Odorless&Transparent

"the deadliest bullshit is odorless and transparent" - William Gibson

Wednesday, September 29, 2004

it would take a whole pool full of syrup to turn me into a physicist

A recent article published in Nature documents the findings of a pair of curious scientists (Cussler and Gettlefinger) at the University of Minnesota who dared to answer the age-old physics question "do humans swim slower in syrup or water?" Apparently, this question has been a cocktail party sticking point for scientists going all the way back to Newton and Huygens. No computer models or theory papers for the audacious Cussler and Gettlefinger, no, they jumped through 22 seperate hoops of bureaucratic approval and filled a 25 meter swimming pool full of syrup and had motherfuckers race each other. Brilliance. Resplendant briliance, "a diamond bullet right through my forehead...Perfect, genuine, complete, crystalline, pure."

So, what happened? Of course, you swim the same speed in syrup or water. it's counterintuitive, but here's the science:

"The reason, explains Cussler, is that while you experience more 'viscous drag' (basically friction from your movement through the fluid) as the water gets thicker, you generate more forwards force from every stroke. The two effects cancel each other out.

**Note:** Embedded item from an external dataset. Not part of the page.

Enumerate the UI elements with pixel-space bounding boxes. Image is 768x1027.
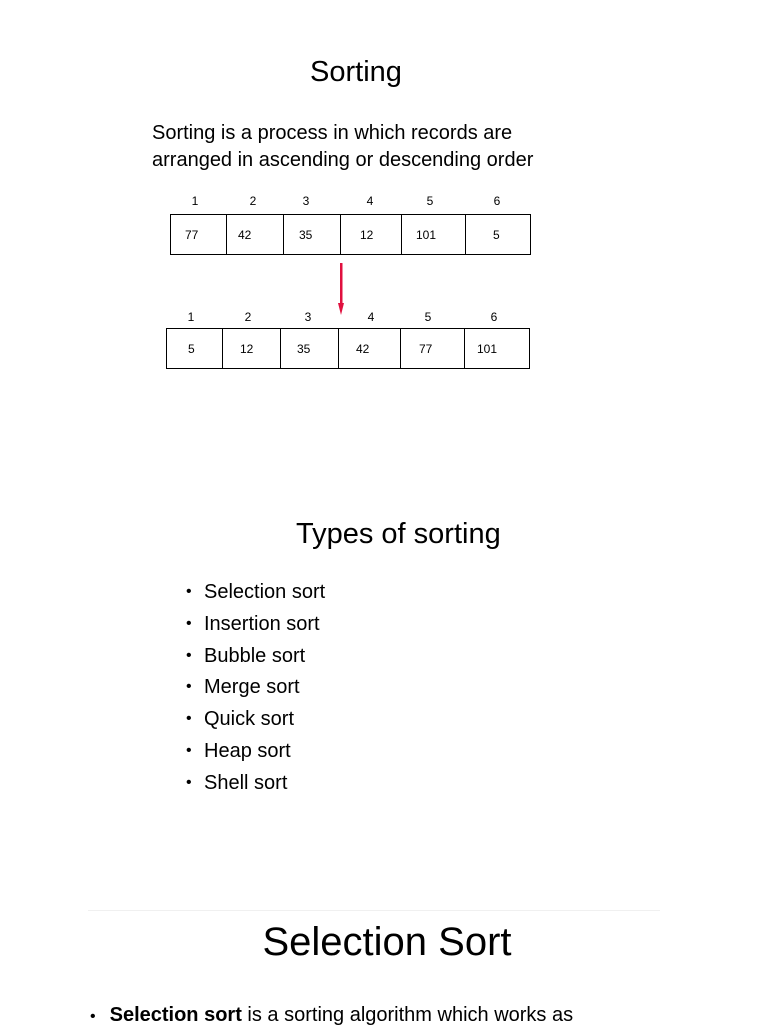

That's not always the case. Below a certain threshold of speed and size, viscous drag becomes the dominant force, making gloopy fluids are more difficult to swim through. Had Cussler done his experiment on swimming bacteria instead of humans, he would have recorded much slower times in syrup than in water.
"


I can only imagine the feeling that they must have had when they finally looked out across that pool full of syrup on a early Minnesota morning. Gettlefinger is a world class swimmer and missed going to the olympics by a hair. The olympics have got to be a unbelievable thrill and honor and accomplishment and all that, but I don't know if I were in his place that I would trade the syrup for a trip to Athens. Just to think about the story makes me want to shoot off some fireworks and run in the streets.

And to top it off, the natural world cooperated with the art of the whole thing. What a perfect metaphor and statement. You can swim through syrup or shit or whatever just as fast as through water. It just feels harder.

I've been reading a bunch of Walter Benjamin lately and this statement pops up in a few places, "According to a legend from the Talmud, even the angels are created-new ones at every moment and in countless hosts - simply to sing their hymns before God, then cease to be and disappear into nothingness."

That's what this 300 kilograms of syrup endeavor is, "a hymn sung before God", nothing less. Bravo. Bravo.